Hier in de Kempen loste de boerenbevolking dat als volgt op, en dit lijkt wel niemand nog te weten.
Streusel verzamelen
Het was de tijd van de potstal, waarin het schaarse vee, 1 of 2 koeien, het ganse jaar door verbleef. Enerzijds omdat men weinig grond in bezit had, maar anderzijds ook omdat dit een middel was om veel mest te kunnen hebben. Kunstmest bestond niet voor hen, of zou ook veel te duur zijn.

Voor elke boerderij lag er een zeer grote ‘streuselhoop’, die is geen mesthoop, maar een hoop strooisel. Die had men onder meer bekomen door bij de plaatselijke boswachter toestemming te vragen om ‘streusel’ te mogen verzamelen. Soms moest men er zelfs een kleine vergoeding voor betalen. Deed men het in het geniep, dan liep men kans voor de rechter te komen.
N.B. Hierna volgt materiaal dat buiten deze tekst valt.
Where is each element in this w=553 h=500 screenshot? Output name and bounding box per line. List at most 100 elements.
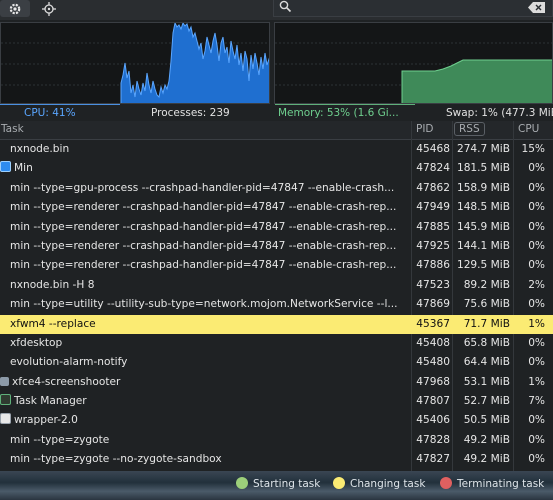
column-cpu[interactable]: CPU	[518, 123, 539, 135]
legend-terminating-label: Terminating task	[457, 478, 545, 490]
task-rss: 89.2 MiB	[463, 278, 510, 291]
task-cpu: 0%	[528, 453, 545, 466]
task-cpu: 1%	[528, 375, 545, 388]
legend-starting-label: Starting task	[253, 478, 321, 490]
task-pid: 47828	[416, 433, 450, 446]
task-rss: 52.7 MiB	[463, 395, 510, 408]
table-row[interactable]: xfce4-screenshooter 47968 53.1 MiB 1%	[0, 373, 553, 392]
column-pid[interactable]: PID	[416, 123, 434, 135]
task-rss: 145.9 MiB	[456, 220, 510, 233]
task-name: xfce4-screenshooter	[12, 375, 121, 388]
table-row[interactable]: min --type=renderer --crashpad-handler-p…	[0, 198, 553, 217]
table-row[interactable]: nxnode.bin 45468 274.7 MiB 15%	[0, 140, 553, 159]
search-icon	[279, 0, 292, 13]
table-row[interactable]: min --type=renderer --crashpad-handler-p…	[0, 256, 553, 275]
legend-bar: Starting task Changing task Terminating …	[0, 471, 553, 500]
browser-app-icon	[0, 161, 11, 173]
status-bar: CPU: 41% Processes: 239 Memory: 53% (1.6…	[0, 105, 553, 121]
table-header: Task PID RSS CPU	[0, 121, 553, 140]
task-name: evolution-alarm-notify	[10, 356, 128, 369]
select-window-button[interactable]	[34, 0, 64, 17]
table-row[interactable]: min --type=zygote 47828 49.2 MiB 0%	[0, 431, 553, 450]
column-rss[interactable]: RSS	[454, 122, 485, 136]
task-cpu: 0%	[528, 433, 545, 446]
terminating-task-swatch	[440, 477, 452, 489]
cpu-usage-label: CPU: 41%	[24, 107, 76, 119]
task-pid: 45367	[416, 317, 450, 330]
cpu-graph	[0, 22, 270, 104]
task-name: nxnode.bin -H 8	[10, 278, 95, 291]
table-row[interactable]: min --type=zygote --no-zygote-sandbox 47…	[0, 450, 553, 469]
task-rss: 158.9 MiB	[456, 181, 510, 194]
task-name: min --type=utility --utility-sub-type=ne…	[10, 298, 398, 311]
task-pid: 47523	[416, 278, 450, 291]
task-rss: 49.2 MiB	[463, 433, 510, 446]
task-cpu: 0%	[528, 181, 545, 194]
table-row[interactable]: min --type=gpu-process --crashpad-handle…	[0, 179, 553, 198]
task-cpu: 0%	[528, 414, 545, 427]
table-row[interactable]: evolution-alarm-notify 45480 64.4 MiB 0%	[0, 353, 553, 372]
legend-changing-label: Changing task	[350, 478, 426, 490]
task-cpu: 15%	[521, 143, 545, 155]
table-row[interactable]: Task Manager 47807 52.7 MiB 7%	[0, 392, 553, 411]
gear-icon	[9, 3, 21, 14]
table-row[interactable]: Min 47824 181.5 MiB 0%	[0, 159, 553, 178]
toolbar	[0, 0, 553, 20]
process-count-label: Processes: 239	[151, 107, 230, 119]
task-rss: 274.7 MiB	[456, 143, 510, 155]
task-rss: 53.1 MiB	[463, 375, 510, 388]
task-name: xfwm4 --replace	[10, 317, 96, 330]
task-cpu: 0%	[528, 298, 545, 311]
changing-task-swatch	[333, 477, 345, 489]
task-pid: 47807	[416, 395, 450, 408]
task-name: Task Manager	[14, 395, 87, 408]
task-name: xfdesktop	[10, 336, 63, 349]
table-row[interactable]: min --type=renderer --crashpad-handler-p…	[0, 237, 553, 256]
column-task[interactable]: Task	[1, 123, 24, 135]
clear-search-icon[interactable]	[528, 2, 546, 13]
swap-usage-label: Swap: 1% (477.3 MiB /...	[446, 107, 553, 119]
task-manager-app-icon	[0, 394, 11, 406]
settings-button[interactable]	[0, 0, 30, 17]
table-row-changing[interactable]: xfwm4 --replace 45367 71.7 MiB 1%	[0, 314, 553, 334]
task-rss: 181.5 MiB	[456, 162, 510, 175]
task-cpu: 0%	[528, 356, 545, 369]
search-input[interactable]	[273, 0, 553, 17]
process-list: nxnode.bin 45468 274.7 MiB 15% Min 47824…	[0, 140, 553, 470]
task-name: min --type=renderer --crashpad-handler-p…	[10, 259, 397, 272]
task-name: Min	[14, 162, 33, 175]
table-row[interactable]: wrapper-2.0 45406 50.5 MiB 0%	[0, 411, 553, 430]
wrapper-app-icon	[0, 413, 11, 425]
task-name: min --type=zygote	[10, 433, 110, 446]
task-cpu: 0%	[528, 162, 545, 175]
task-pid: 45408	[416, 336, 450, 349]
task-name: min --type=renderer --crashpad-handler-p…	[10, 220, 397, 233]
task-pid: 45480	[416, 356, 450, 369]
task-pid: 47862	[416, 181, 450, 194]
legend-changing: Changing task	[333, 477, 425, 492]
task-cpu: 2%	[528, 278, 545, 291]
task-rss: 75.6 MiB	[463, 298, 510, 311]
task-pid: 47827	[416, 453, 450, 466]
task-cpu: 7%	[528, 395, 545, 408]
task-pid: 47949	[416, 201, 450, 214]
task-name: wrapper-2.0	[14, 414, 78, 427]
legend-terminating: Terminating task	[440, 477, 544, 492]
task-cpu: 0%	[528, 239, 545, 252]
task-pid: 47968	[416, 375, 450, 388]
task-pid: 47885	[416, 220, 450, 233]
task-pid: 47925	[416, 239, 450, 252]
table-row[interactable]: min --type=utility --utility-sub-type=ne…	[0, 295, 553, 314]
task-rss: 65.8 MiB	[463, 336, 510, 349]
screenshooter-app-icon	[0, 376, 9, 386]
task-name: min --type=zygote --no-zygote-sandbox	[10, 453, 222, 466]
table-row[interactable]: min --type=renderer --crashpad-handler-p…	[0, 218, 553, 237]
task-rss: 129.5 MiB	[456, 259, 510, 272]
table-row[interactable]: xfdesktop 45408 65.8 MiB 0%	[0, 334, 553, 353]
task-rss: 148.5 MiB	[456, 201, 510, 214]
task-name: min --type=gpu-process --crashpad-handle…	[10, 181, 395, 194]
table-row[interactable]: nxnode.bin -H 8 47523 89.2 MiB 2%	[0, 276, 553, 295]
task-rss: 64.4 MiB	[463, 356, 510, 369]
legend-starting: Starting task	[236, 477, 320, 492]
task-cpu: 0%	[528, 259, 545, 272]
Het verzamelen van ‘streusel’ betekende dat men in het bos dode bladeren, kleine verdorde takjes, … bijeen ging rijven, op een kar of kruiwagen laden, naar de boerderij bracht en daarmee bij de potstal een grote hoop maakte, de ‘streuselhoop’. Die vond je bij ons in de Kempen bij elke boerderij. Men beweerde de ijver van een boer te merken aan de grootte van zijn ‘streuselhoop’. Het ‘streusel’ werd dagelijks onder het vee in de potstal uiteengespreid. In het najaar of voorjaar werd de stal dan ‘uitgemest’, een zeer zwaar werk. De mest werd op het land verstrooid om dan ondergespit of -geploegd te worden.
Opgelet voor braamtakken
Maar nu komt het verband met het huidig gebruik van toiletpapier. Elke zaterdag, als het ganse erf mooi opgeruimd moest worden door de kinderen, werd ook altijd door de boer aan een van hen gevraagd: “Ligt er nog streusel bij het huiske?” Iemand moest dan een kruiwagen laden bij de streuselhoop en die gaan uitkieperen nabij het huiske, de wc van destijds. Na toiletgebruik kon iedereen dan vrij gebruik maken van deze hoop om het achterwerk af te vegen. Wel moest men altijd wat opletten dat er geen braamtakken tussen staken, want dat kon wel eens vervelend zijn.
Misschien een oplossing voor diegenen die geen toiletpapier meer vinden in de warenhuizen: een streuselhoop aanleggen in de tuin? En nog milieuvriendelijk ook! De moderne mens nu gebruikt gemiddeld 8,6 velletjes toiletpapier per beurt, een dagtotaal van 57 velletjes, wat zo’n jaarlijks verbruik van 27 rollen betekent. Een gemiddelde Belg wordt ongeveer 80 jaar oud en gebruikt dus 2.160 rollen papier.”
Luc Swerts, heemkundige kring KLT
Ook op National Geographic dook men de geschiedenis in. Lees via deze link meer over de voorlopers van het toiletpapier.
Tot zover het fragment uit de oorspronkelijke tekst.